If you have a new or persistent change in your bowel habits, be sure to consult your doctor. If you have a health condition that requires treatment (such as diabetes or heart disease), talk with your doctor if you’re interested in psyllium rather than in forgoing or delaying standard care. Also, if you’ve been prescribed medication, never discontinue taking it without consulting your physician first.
Dosage and Preparation
Psyllium comes in many forms—as a powder, granules, capsule, liquid, and wafer, all of which are taken by mouth. It’s usually taken one to three times daily. Psyllium must be taken in the recommended amount and mixed with an adequate amount of water or other liquid (at least eight ounces or 240 milliliters) or it may lead to constipation and possibly even cause a small bowel obstruction. Starting slowly with a small dose—specifically, no more than a five-gram increase a day each week—is recommended to give the digestive system time to adjust to the increased fiber.
The Institute of Medicine recommends a fiber intake of about 25 grams a day for women and 38 grams a day for men (adults ages 21 to 50). Older adults tend to consume fewer calories, so the recommendation for women and men over 50 is 21 grams and 30 grams a day, respectively.
If using as a laxative, psyllium should only be used for one week. Psyllium can be used for longer periods of time as a fiber supplement, but only with your doctor’s permission.

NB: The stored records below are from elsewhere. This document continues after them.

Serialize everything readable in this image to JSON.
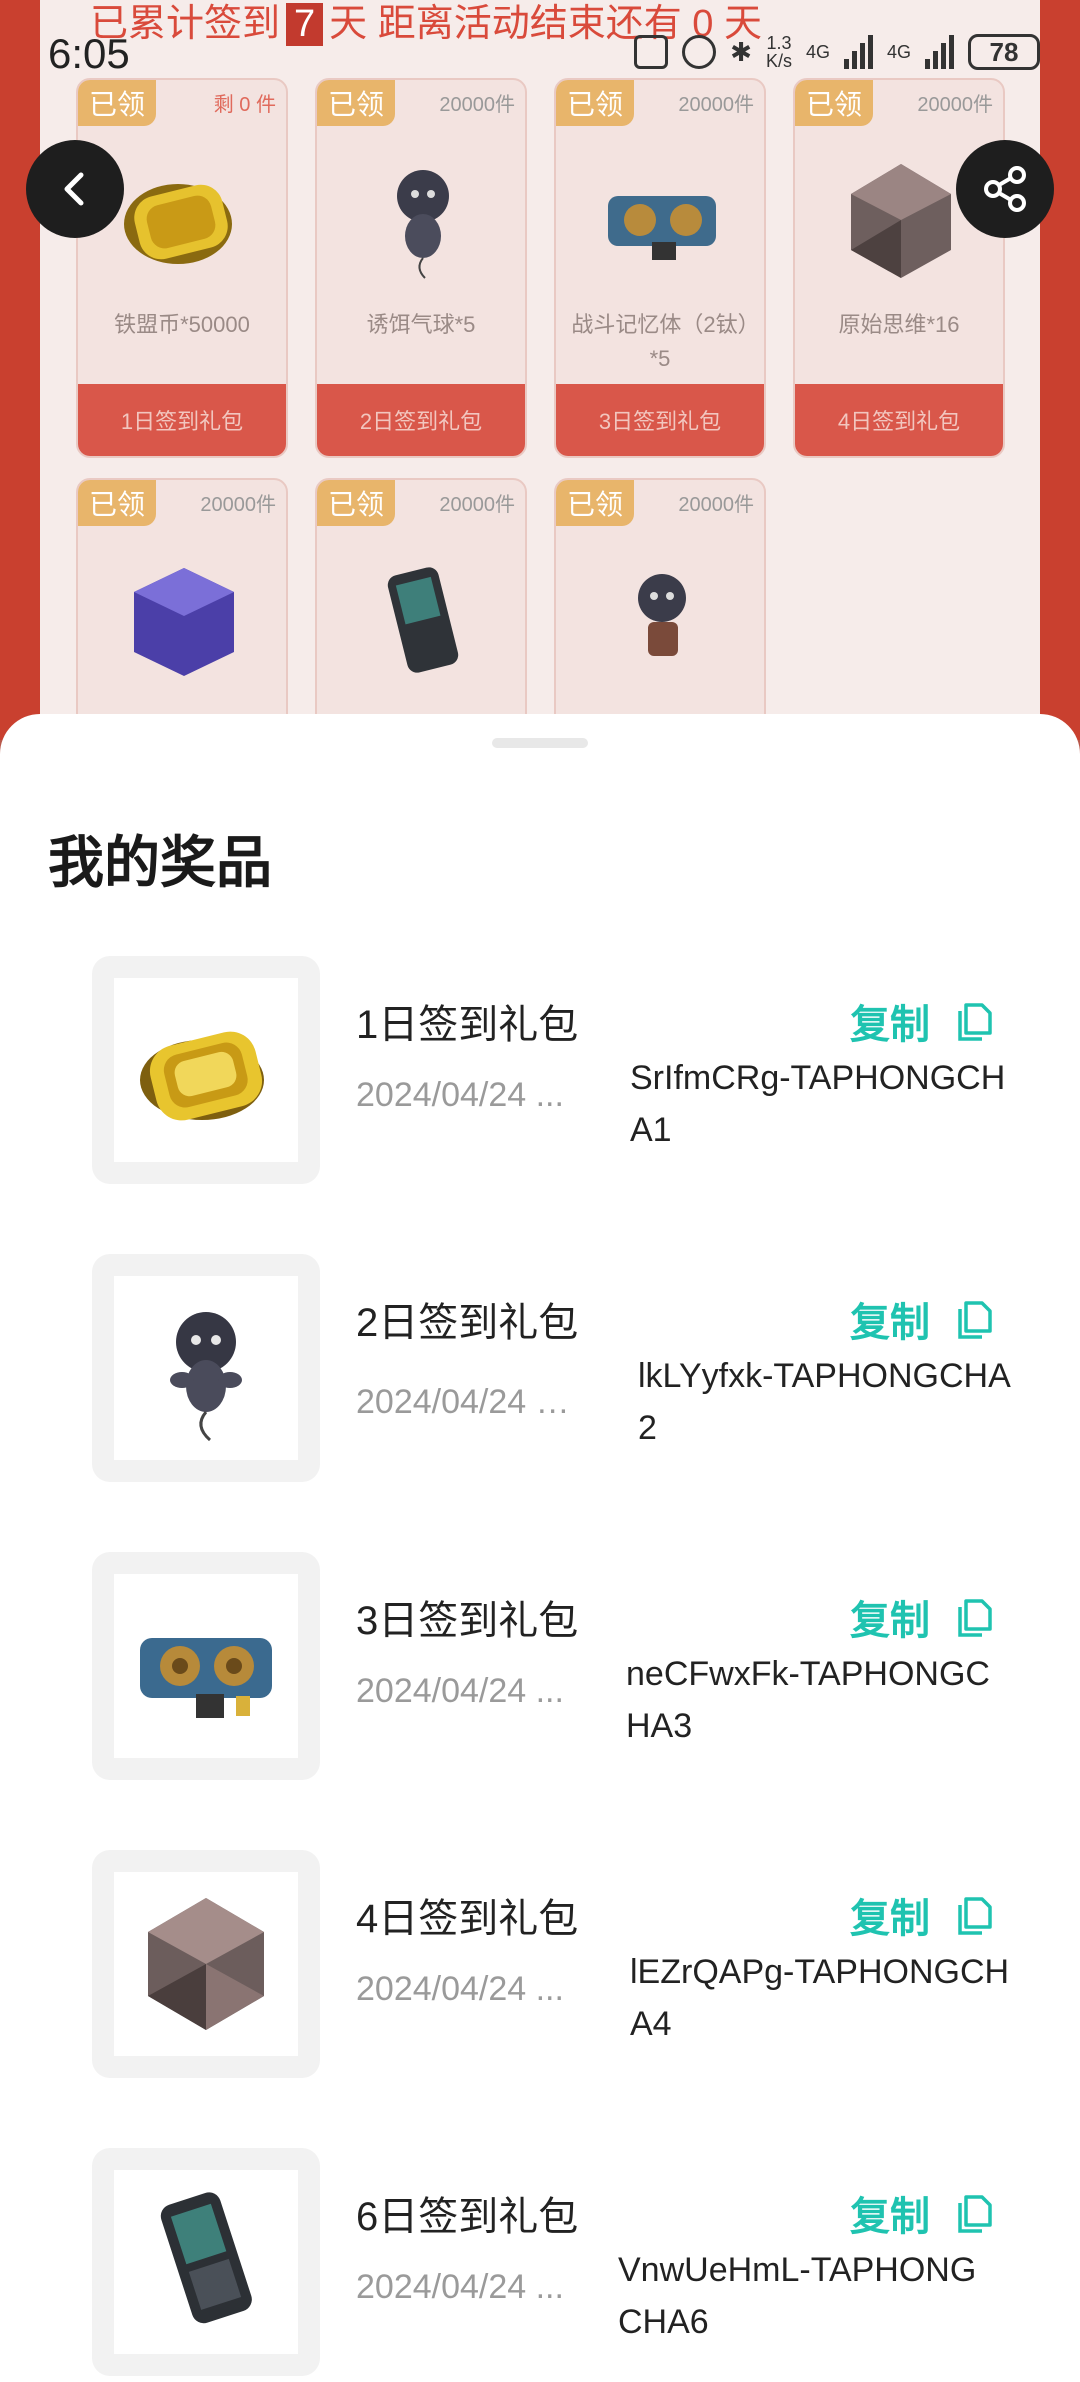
{
  "status_bar": {
    "time": "6:05",
    "speed_top": "1.3",
    "speed_unit": "K/s",
    "net1": "4G",
    "net2": "4G",
    "battery": "78"
  },
  "activity": {
    "banner_prefix": "已累计签到",
    "banner_days": "7",
    "banner_suffix": "天  距离活动结束还有 0 天",
    "claimed_label": "已领",
    "cards": [
      {
        "stock": "剩 0 件",
        "name": "铁盟币*50000",
        "ribbon": "1日签到礼包"
      },
      {
        "stock": "20000件",
        "name": "诱饵气球*5",
        "ribbon": "2日签到礼包"
      },
      {
        "stock": "20000件",
        "name": "战斗记忆体（2钛）*5",
        "ribbon": "3日签到礼包"
      },
      {
        "stock": "20000件",
        "name": "原始思维*16",
        "ribbon": "4日签到礼包"
      },
      {
        "stock": "20000件",
        "name": "",
        "ribbon": ""
      },
      {
        "stock": "20000件",
        "name": "",
        "ribbon": ""
      },
      {
        "stock": "20000件",
        "name": "",
        "ribbon": ""
      }
    ]
  },
  "sheet": {
    "title": "我的奖品",
    "copy_label": "复制",
    "prizes": [
      {
        "title": "1日签到礼包",
        "date": "2024/04/24 ...",
        "code": "SrIfmCRg-TAPHONGCHA1",
        "icon": "gold-coin-icon"
      },
      {
        "title": "2日签到礼包",
        "date": "2024/04/24 前...",
        "code": "lkLYyfxk-TAPHONGCHA2",
        "icon": "balloon-icon"
      },
      {
        "title": "3日签到礼包",
        "date": "2024/04/24 ...",
        "code": "neCFwxFk-TAPHONGCHA3",
        "icon": "memory-chip-icon"
      },
      {
        "title": "4日签到礼包",
        "date": "2024/04/24 ...",
        "code": "lEZrQAPg-TAPHONGCHA4",
        "icon": "crystal-icon"
      },
      {
        "title": "6日签到礼包",
        "date": "2024/04/24 ...",
        "code": "VnwUeHmL-TAPHONGCHA6",
        "icon": "armor-icon"
      }
    ]
  },
  "colors": {
    "accent": "#1fc3b0",
    "ribbon": "#d9574a",
    "claimed": "#e8b56b"
  }
}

The absorption of many drugs can be affected by psyllium, so talk to your doctor before using psyllium if you’re taking any medicine. Don’t take psyllium at the same time you take your medicines. Psyllium should be taken at least two hours before taking your medicines or two to four hours afterward.
What to Look For
Before incorporating a fiber supplement like psyllium consider whether you can increase your fiber consumption by changing your diet. To get more soluble fiber every day, look to oats, barley, nuts, seeds, legumes (such as beans, lentils, and peas), fruits like apples, oranges, and grapefruit, and vegetables. Insoluble fiber is found in fruits with edible peel or seeds, vegetables, whole-grain products (such as whole-wheat bread, pasta, and crackers), bulgur wheat, stone ground cornmeal, cereals, bran, rolled oats, buckwheat, and brown rice. While there’s no dietary reference intake for soluble or insoluble fiber, many experts recommend that about one-quarter of your total daily dietary fiber intake—about six to eight grams—come from soluble fiber.
A Word From Verywell
Although psyllium may be helpful in treating certain types of occasional constipation and may have benefits when taken for other conditions, it’s best used in combination with other treatments and preventative strategies that may include diet, lifestyle changes, and medication.